Minimal $W^{s,\frac{n}{s}}$-harmonic maps in homotopy classes

TL;DR

This paper extends classical harmonic map results to fractional Sobolev spaces, proving existence and regularity of minimal fractional harmonic maps in various homotopy classes, and developing new analytical tools for the fractional setting.

Contribution

It introduces new methods for fractional harmonic maps, including removability of singularities and energy estimates, and establishes existence and regularity results in the fractional framework.

Findings

Existence of minimizing fractional harmonic maps in trivial homotopy classes.

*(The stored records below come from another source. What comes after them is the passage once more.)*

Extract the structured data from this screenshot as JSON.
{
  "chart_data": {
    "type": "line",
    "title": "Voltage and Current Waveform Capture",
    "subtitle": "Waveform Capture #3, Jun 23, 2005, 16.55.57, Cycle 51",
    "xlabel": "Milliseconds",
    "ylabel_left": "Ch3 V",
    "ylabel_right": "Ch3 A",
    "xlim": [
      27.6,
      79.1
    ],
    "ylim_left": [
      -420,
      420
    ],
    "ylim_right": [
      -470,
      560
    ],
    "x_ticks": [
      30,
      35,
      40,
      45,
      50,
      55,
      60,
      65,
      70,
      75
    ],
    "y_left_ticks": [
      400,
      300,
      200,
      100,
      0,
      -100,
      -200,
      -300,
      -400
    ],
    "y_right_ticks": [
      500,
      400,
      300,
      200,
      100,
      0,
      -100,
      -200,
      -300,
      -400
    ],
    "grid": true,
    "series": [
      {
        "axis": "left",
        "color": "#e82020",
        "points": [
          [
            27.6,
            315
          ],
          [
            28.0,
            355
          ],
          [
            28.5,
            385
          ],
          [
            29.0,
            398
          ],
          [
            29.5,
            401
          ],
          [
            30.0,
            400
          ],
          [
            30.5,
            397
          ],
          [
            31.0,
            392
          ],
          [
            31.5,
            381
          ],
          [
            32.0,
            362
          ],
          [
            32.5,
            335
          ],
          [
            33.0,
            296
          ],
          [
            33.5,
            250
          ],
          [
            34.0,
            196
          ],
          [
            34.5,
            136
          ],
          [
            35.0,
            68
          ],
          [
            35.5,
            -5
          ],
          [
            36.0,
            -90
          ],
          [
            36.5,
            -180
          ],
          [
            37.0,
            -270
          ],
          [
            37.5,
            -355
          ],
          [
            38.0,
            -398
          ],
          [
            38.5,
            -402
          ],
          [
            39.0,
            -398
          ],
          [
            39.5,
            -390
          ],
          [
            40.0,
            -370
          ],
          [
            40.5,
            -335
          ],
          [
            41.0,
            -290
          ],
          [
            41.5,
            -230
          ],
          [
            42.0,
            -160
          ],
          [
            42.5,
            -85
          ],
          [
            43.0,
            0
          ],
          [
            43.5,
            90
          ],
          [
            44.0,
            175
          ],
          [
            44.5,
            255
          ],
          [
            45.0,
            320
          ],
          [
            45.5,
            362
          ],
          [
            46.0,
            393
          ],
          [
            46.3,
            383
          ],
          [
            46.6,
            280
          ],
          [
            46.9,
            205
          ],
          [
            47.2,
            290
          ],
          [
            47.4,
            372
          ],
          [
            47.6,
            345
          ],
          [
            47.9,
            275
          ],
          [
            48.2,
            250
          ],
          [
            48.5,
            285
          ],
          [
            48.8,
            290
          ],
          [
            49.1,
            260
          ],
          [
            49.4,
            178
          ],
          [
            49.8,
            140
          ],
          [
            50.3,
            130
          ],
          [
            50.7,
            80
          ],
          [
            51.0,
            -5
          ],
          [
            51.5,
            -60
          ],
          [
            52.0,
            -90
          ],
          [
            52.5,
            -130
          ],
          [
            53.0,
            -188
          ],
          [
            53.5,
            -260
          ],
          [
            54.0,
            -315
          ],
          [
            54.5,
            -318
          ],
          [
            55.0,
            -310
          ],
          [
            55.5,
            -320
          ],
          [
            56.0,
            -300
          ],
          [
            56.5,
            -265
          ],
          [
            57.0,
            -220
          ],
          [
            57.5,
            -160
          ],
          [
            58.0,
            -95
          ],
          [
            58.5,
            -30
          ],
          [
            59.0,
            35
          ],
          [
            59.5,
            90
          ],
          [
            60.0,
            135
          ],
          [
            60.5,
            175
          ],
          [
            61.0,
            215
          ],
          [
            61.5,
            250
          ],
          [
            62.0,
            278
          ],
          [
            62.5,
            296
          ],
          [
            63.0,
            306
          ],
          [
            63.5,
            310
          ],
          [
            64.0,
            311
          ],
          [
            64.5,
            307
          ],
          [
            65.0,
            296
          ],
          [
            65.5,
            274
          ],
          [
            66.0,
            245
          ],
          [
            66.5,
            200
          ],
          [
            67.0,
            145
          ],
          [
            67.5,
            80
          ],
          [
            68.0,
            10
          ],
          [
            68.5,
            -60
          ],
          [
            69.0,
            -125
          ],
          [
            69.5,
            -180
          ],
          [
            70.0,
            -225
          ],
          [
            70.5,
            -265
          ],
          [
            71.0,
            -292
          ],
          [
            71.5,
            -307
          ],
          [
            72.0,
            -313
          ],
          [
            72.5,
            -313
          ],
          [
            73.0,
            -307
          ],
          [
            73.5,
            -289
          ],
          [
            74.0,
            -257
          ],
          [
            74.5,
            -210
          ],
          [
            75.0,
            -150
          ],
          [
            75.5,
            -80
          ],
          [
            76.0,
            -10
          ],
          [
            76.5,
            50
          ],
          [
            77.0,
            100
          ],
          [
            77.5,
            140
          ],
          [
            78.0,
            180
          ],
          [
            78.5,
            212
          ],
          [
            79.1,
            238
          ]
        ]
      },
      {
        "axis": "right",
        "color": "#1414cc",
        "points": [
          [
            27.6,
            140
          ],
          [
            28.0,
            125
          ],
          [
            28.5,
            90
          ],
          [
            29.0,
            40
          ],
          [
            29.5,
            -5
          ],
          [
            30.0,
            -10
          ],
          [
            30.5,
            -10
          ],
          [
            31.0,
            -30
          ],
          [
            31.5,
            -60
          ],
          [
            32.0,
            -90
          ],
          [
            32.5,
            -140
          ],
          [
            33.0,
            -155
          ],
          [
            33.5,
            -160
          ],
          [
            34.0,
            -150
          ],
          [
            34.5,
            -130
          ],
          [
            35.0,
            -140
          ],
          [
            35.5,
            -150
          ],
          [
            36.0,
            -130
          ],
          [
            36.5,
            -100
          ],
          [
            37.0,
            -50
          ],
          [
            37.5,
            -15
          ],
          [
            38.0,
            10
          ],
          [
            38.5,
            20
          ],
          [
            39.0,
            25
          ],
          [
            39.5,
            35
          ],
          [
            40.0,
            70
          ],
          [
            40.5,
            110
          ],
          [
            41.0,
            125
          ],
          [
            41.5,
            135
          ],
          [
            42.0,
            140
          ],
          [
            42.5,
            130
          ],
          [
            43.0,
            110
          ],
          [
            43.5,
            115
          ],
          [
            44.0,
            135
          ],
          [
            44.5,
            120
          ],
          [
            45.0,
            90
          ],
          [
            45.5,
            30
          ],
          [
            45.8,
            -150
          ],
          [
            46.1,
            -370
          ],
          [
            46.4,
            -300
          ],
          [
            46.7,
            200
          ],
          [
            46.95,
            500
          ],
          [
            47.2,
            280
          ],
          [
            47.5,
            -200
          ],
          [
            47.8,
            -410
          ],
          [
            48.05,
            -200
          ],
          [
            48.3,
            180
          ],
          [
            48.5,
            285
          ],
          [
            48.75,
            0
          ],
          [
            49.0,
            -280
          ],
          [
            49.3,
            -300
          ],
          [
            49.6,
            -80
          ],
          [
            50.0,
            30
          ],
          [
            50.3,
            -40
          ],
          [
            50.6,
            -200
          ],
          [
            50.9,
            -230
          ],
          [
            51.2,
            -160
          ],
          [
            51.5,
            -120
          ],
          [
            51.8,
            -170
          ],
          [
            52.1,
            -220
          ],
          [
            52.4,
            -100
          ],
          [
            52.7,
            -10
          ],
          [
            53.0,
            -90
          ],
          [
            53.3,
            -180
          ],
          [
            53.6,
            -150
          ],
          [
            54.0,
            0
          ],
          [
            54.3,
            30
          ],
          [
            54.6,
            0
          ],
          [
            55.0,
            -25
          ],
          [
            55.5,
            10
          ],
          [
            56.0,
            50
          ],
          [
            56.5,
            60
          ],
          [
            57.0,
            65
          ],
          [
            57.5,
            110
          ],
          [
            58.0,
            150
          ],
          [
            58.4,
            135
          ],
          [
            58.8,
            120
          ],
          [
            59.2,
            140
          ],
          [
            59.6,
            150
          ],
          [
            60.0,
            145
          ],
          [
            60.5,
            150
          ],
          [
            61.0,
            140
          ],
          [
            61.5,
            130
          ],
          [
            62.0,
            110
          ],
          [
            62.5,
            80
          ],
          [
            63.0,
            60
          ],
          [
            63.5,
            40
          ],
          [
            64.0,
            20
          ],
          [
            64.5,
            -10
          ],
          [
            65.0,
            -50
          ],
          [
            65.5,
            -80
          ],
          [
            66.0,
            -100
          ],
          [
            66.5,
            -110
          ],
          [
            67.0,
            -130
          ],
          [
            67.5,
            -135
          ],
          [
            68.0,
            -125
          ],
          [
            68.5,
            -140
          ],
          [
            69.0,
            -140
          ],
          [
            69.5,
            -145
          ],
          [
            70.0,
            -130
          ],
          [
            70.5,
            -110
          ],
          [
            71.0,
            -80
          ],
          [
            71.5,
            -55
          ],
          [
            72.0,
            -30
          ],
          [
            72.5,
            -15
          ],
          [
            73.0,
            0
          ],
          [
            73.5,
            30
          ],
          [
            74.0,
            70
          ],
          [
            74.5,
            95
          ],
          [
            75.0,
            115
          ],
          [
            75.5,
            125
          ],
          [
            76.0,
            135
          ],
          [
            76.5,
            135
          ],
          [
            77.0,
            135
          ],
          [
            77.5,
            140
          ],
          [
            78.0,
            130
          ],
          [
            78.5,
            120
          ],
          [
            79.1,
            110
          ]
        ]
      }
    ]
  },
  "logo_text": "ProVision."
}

Existence of non-trivial fractional harmonic maps in non-trivial homotopy classes.

Development of new analytical tools for fractional harmonic map theory.

Abstract

Let $\Sigma$ a closed $n$-dimensional manifold, $\mathcal{N} \subset \mathbb{R}^M$ be a closed manifold, and $u \in W^{s,\frac ns}(\Sigma,\mathcal{N})$ for $s\in(0,1)$. We extend the monumental work of Sacks and Uhlenbeck by proving that if $\pi_n(\mathcal{N})=\{0\}$ then there exists a minimizing $W^{s,\frac ns}$-harmonic map homotopic to $u$. If $\pi_n(\mathcal{N})\neq \{0\}$, then we prove that there exists a $W^{s,\frac{n}{s}}$-harmonic map from $\mathbb{S}^n$ to $\mathcal{N}$ in a generating set of $\pi_{n}(\mathcal{N})$. Since several techniques, especially Pohozaev-type arguments, are unknown in the fractional framework (in particular when $\frac{n}{s} \neq 2$ one cannot argue via an extension method), we develop crucial new tools that are interesting on their own: such as a removability result for point-singularities and a balanced energy estimate for non-scaling invariant energies. Moreover, we prove the regularity theory for minimizing $W^{s,\frac{n}{s}}$-maps into manifolds.